Sunday, August 22, 2010

Arafat at the Holocaust Museum

Aaron Miller revisits the idea of inviting Arafat to visit the USHMM, the Holocaust museum in Washington:
How I could have believed such an invitation would head any way but south is beyond me. Yes, the museum was a living memorial to combating racism, hatred and genocide. But did I fully grasp that I was using hallowed memory and narrative for purposes that could affront the very people I was trying to persuade? For millions, the museum was a positive and powerful symbol of not forgetting -- just as, for so many, Arafat was a symbol of anti-Semitism, violence and insensitivity. The potential conflict and misunderstanding overwhelmed any opportunity for dialogue and understanding.

And even if the visit had taken place, what would Arafat have said afterward? That he better understood the Israeli and Jewish sensibility but that they would have to understood Palestinian dispossession and suffering, too? That Israelis were perpetuating a genocide against Palestinians and demand equal time and space? The possibilities for disaster were too numerous to identify.
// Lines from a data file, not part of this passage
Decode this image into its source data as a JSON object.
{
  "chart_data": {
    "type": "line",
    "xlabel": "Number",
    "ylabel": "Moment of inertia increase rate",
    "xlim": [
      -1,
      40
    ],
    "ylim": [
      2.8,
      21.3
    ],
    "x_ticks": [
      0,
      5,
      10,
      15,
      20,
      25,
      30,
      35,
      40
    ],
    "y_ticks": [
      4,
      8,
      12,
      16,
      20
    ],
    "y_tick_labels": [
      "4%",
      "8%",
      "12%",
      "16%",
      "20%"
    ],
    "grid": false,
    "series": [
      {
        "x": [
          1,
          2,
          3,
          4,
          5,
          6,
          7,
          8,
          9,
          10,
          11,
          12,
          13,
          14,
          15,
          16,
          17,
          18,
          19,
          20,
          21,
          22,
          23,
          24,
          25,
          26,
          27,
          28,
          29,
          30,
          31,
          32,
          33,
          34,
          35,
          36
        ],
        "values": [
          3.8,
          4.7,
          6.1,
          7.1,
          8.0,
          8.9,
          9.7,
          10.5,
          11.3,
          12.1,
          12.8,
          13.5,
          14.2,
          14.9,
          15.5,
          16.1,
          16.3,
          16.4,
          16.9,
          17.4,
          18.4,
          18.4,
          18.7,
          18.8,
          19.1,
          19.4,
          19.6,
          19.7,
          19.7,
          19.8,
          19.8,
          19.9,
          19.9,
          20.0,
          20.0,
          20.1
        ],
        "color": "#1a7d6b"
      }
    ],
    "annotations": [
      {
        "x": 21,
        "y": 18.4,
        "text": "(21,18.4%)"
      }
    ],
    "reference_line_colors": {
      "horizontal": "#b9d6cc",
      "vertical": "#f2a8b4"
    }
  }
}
At the time he saw none of these obstacles. Full of best intentions, he and his bosses ran headlong into a fiasco. Not because they were stupid, but because the world is a complicated place. Making predictions is always hard, but especially about the future.

3 comments:

Anonymous said...

from all I've read about "park51" the most amazing to me is that what Necla Kelek keeps telling us about mosques doesn't seem to have reached the US. That she is right to warn is vindicated by the style of demo which originated from our Duisburg Mosque in connection with the flotilla.

here's a list of articles by her in English:
http://www.eurotopics.net/en/dienste/autorenindex/autor_kelek_necla/

Silke

AKUS said...

I read this with some wry amusement when he published it. Of course, that doesn't stop him from appearing and publishing wherever he can now. Still, he has to earn a living somehow, and 20 years of this sort of thing leaves you somewhat unqualified for real work.

No wonder his old boss, Dennis Ross can't stand the guy.

Sérgio said...

I think a better idea would have been taking Arafart to the "Lazaret", a fake hospital in Treblinka where people were shot and fell on a burning pit. That would have been the appropriate "sonderbehandlung" for that jerk.